Aquí sucede el efecto exactamente inverso al de Ricardo: La subida del precio de los bienes de consumo supone una bajada, en términos relativos, de los salarios reales, por lo que a los empresarios les deja de interesar el invertir en la misma proporción; empiezan a contratar más mano de obra, más turnos, etc. Cuando los beneficios de las empresas más próximas al consumo empiezan a crecer más rápidamente que el de las inversiones emprendidas con la expansión crediticia de la bajada arbitraria de las tasas de interés, sucede un efecto letal sobre la demanda de los bienes de capital que van a financiar las últimas etapas de estos nuevos proyectos.
En suma, podemos decir que Keynes creía que cuando la economía se encuentra en el sótano, se debe estimular la demanda agregada, es decir, impulsar políticas anticíclicas. Hasta aquí suena sencillo y fácil de hacer. Pero si bien la receta es conocida, los problemas están, por un lado, en el mix de instrumentos que se utilizan para implementar los estímulos fiscales y por otro, en la fuente de financiamiento del gasto.
Impulsar políticas anticíclicas no sólo no es sencillo ni fácil, sino que resulta una quimera en el mejor de los casos.

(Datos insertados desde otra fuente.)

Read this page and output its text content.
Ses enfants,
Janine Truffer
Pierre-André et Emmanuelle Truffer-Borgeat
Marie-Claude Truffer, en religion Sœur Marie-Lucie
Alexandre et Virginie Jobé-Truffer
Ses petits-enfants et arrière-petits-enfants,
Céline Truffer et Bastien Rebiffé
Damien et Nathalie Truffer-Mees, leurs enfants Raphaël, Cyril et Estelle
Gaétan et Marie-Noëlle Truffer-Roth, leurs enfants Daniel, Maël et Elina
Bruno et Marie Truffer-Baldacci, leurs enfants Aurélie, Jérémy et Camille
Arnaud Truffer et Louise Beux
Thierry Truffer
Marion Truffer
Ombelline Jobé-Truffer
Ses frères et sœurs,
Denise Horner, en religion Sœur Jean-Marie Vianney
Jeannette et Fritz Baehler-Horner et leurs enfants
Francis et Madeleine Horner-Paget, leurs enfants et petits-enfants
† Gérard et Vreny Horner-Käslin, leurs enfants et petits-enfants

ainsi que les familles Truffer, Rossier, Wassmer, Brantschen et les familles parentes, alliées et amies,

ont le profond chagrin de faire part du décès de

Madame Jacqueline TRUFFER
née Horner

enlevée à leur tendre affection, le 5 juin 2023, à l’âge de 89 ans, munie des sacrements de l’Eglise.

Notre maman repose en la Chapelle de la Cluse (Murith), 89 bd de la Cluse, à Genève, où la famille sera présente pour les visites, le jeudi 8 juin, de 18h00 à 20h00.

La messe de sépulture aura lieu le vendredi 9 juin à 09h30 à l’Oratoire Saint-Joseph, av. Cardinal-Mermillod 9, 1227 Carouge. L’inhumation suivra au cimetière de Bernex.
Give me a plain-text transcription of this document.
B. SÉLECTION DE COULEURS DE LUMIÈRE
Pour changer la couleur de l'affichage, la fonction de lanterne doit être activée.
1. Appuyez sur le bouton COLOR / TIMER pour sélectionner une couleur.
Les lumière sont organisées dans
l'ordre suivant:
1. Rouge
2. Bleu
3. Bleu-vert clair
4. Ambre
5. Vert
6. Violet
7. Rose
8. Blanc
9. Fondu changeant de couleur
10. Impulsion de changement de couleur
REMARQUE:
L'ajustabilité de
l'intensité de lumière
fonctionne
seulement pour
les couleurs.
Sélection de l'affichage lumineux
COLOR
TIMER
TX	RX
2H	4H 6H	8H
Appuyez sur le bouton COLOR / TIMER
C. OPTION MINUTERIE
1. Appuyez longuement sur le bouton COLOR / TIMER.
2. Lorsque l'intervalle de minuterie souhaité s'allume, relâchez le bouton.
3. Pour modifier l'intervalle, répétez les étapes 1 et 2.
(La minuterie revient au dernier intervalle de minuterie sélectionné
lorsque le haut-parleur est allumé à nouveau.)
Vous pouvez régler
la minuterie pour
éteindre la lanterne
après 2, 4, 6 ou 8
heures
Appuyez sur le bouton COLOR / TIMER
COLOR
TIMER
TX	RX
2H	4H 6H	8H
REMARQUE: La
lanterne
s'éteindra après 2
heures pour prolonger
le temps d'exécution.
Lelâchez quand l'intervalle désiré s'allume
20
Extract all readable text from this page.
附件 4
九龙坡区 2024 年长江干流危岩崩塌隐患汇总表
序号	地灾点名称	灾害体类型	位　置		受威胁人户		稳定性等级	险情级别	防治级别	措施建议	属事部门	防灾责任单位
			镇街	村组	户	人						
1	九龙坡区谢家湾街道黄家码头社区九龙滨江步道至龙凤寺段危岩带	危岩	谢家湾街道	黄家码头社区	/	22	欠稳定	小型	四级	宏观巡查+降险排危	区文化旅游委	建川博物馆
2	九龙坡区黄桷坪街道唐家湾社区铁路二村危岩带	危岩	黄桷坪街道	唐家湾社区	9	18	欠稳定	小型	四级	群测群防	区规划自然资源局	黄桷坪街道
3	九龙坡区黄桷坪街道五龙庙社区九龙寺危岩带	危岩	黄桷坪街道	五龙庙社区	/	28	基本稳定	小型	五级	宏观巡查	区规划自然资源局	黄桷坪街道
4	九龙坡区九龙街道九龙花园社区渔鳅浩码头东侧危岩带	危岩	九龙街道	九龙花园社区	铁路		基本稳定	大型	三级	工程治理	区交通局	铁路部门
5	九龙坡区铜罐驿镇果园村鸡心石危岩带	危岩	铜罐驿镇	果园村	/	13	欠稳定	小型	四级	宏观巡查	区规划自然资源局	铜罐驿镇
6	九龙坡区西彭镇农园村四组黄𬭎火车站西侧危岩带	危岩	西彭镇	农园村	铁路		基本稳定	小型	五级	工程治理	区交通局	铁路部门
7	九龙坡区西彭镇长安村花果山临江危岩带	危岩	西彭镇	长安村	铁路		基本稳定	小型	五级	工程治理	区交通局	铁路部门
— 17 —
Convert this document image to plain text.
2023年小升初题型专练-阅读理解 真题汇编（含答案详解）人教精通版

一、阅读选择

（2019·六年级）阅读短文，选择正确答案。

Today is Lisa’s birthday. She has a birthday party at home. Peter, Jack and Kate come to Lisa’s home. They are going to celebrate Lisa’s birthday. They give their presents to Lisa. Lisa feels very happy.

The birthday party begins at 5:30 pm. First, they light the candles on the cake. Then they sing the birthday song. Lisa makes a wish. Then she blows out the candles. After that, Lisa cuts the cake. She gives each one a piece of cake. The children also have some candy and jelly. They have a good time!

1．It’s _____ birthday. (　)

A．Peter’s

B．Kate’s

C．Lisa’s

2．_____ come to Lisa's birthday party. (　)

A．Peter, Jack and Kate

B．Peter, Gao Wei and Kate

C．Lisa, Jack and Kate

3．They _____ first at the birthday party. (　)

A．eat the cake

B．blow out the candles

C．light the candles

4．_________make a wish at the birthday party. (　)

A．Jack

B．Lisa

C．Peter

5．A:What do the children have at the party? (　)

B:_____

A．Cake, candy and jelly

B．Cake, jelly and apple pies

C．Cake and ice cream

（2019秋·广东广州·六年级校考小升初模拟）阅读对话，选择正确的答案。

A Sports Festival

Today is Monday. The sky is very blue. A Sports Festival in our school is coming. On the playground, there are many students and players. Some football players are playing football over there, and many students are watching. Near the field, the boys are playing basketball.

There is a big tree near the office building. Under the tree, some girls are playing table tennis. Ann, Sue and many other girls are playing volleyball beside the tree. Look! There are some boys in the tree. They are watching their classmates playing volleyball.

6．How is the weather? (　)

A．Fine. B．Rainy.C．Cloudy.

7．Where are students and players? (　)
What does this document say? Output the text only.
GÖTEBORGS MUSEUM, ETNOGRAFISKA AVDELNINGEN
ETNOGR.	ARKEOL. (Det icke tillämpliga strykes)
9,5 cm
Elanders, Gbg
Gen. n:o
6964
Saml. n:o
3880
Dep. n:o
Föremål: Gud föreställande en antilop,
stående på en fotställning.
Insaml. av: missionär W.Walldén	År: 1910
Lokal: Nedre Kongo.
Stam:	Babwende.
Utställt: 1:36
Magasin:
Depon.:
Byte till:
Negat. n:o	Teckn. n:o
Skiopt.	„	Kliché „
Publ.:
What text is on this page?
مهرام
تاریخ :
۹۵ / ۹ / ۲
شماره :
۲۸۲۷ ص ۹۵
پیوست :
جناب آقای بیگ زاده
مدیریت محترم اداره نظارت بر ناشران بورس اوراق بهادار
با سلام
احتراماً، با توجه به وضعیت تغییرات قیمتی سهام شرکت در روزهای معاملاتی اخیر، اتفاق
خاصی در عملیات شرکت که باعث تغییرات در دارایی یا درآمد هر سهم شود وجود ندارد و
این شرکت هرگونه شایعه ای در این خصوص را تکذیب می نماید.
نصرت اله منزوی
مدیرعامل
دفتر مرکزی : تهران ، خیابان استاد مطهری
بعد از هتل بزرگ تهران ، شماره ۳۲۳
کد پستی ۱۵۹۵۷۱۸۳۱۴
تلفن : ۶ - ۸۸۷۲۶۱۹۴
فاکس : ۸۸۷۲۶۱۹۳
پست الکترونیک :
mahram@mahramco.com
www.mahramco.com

Como se sostuvo, el error esencial es no observar la falta de bienes de capital; la causa de las depresiones no tiene misterio alguno como la falta de consumo e inversión. El problema es que para producir más es necesario consumir menos, para así liberar y aumentar la existencia de bienes disponibles de capital. Siguiendo nuevamente a Say, no es posible incrementar el consumo y la inversión al mismo tiempo. Pero es algo en lo que Gonzalo Chávez parece estar de acuerdo, como más adelante se verá.
En un sentido amplio, si alguien se sube a un helicóptero, que puede ser venezolano o no, y desde el aire comienza a lanzar dinero o cheques a la gente, podría ser calificado de keynesiano, inclusive algunos le dirán revolucionario. Si otro gobernante decide bajar los impuestos a las empresas y las personas también se podría decir que arrastra un ala por Lord Keynes.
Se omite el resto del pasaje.